From a carbon emissions reduction standpoint, Cambridge is a great place to build. Every hundred thousand square feet we add here is a hundred thousand square feet that’s not going up along Routes 128 or 495. Even a net-zero building in a suburban office park is likely to generate a far more negative impact on the climate and the environment than a building in Cambridge that complies with our currently applicable codes and regulations. Suburban construction often involves leveling greenspace and removing acres of carbon-absorbing vegetation. Storm runoff is unlikely to be carried through a separated system, as in much of Cambridge; instead, it is likely to be mixed with sewage, and treated in an emissions-intensive process. Connecting the new structure to roads and utilities generates additional impacts. Workers are far more likely to commute by car, pumping out carbon emissions, and accommodating their vehicles requires additional construction. Of course, no other local town is proposing to require net-zero construction; few even approach Cambridge’s current sustainability standards. The actual choice facing many developers is between meeting Cambridge’s rigorous standards, or taking advantage of the relatively lax rules imposed by most suburban communities. As we work to reduce carbon emissions, it makes sense to keep this broader picture in mind.

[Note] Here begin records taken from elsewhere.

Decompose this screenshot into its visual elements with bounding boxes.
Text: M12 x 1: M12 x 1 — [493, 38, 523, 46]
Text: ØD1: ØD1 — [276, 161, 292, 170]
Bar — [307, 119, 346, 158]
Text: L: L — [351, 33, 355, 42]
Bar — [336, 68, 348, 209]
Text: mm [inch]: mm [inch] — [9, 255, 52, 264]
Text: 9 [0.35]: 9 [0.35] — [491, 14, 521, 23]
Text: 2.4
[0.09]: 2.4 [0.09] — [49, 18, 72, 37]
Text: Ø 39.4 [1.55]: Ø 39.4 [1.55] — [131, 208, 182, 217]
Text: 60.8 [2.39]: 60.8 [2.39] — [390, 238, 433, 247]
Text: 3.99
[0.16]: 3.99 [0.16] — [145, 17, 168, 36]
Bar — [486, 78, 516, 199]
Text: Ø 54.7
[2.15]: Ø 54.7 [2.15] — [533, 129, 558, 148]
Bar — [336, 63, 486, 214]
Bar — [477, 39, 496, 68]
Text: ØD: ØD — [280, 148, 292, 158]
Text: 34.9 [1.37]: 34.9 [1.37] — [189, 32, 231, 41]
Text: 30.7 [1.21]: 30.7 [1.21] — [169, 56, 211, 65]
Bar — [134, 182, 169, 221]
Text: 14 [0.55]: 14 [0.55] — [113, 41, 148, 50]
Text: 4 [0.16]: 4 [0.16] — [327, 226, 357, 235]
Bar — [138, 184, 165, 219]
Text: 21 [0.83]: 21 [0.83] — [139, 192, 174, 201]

Any comprehensive plan to tackle carbon emissions in the Commonwealth would involve incentivizing developers to site their buildings along public transportation networks and proximate to dense residential areas. The Connolly petition, although clearly well-intentioned, seems likely to raise the cost of new development in Cambridge relative to surrounding communities, having the contrary effect. All carbon emissions, whatever their point of origin, have the same impact on our community and our environment. To the extent that this petition moves new construction away from Cambridge, with its high standards on sustainability, and into surrounding areas, it runs a substantial risk of actually raising the very emissions it proposes to contain. We do not believe that this is the outcome the petition seeks, nor do we think it is an outcome that most residents desire.
Focusing on net zero and energy efficiency only neglects the importance of addressing climate change adaptation holistically: in addition to energy efficiency of new buildings and existing buildings, we need to focus on other key climate mitigation strategies such as addressing water resources, resilience planning and mitigation, and innovative and integrated transportation strategies and policies that will effectively move people from their cars into alternative, low- or no-emissions transportation options.
Again, A Better Cambridge thanks the proponents of the Connolly Petition for challenging our community to take this important look at our carbon footprint in Cambridge. Unfortunately, we believe the proposed zoning takes a far too narrow approach that may effectively stall the very type of development we need to actually reduce emissions while addressing key housing/community development needs here in Cambridge.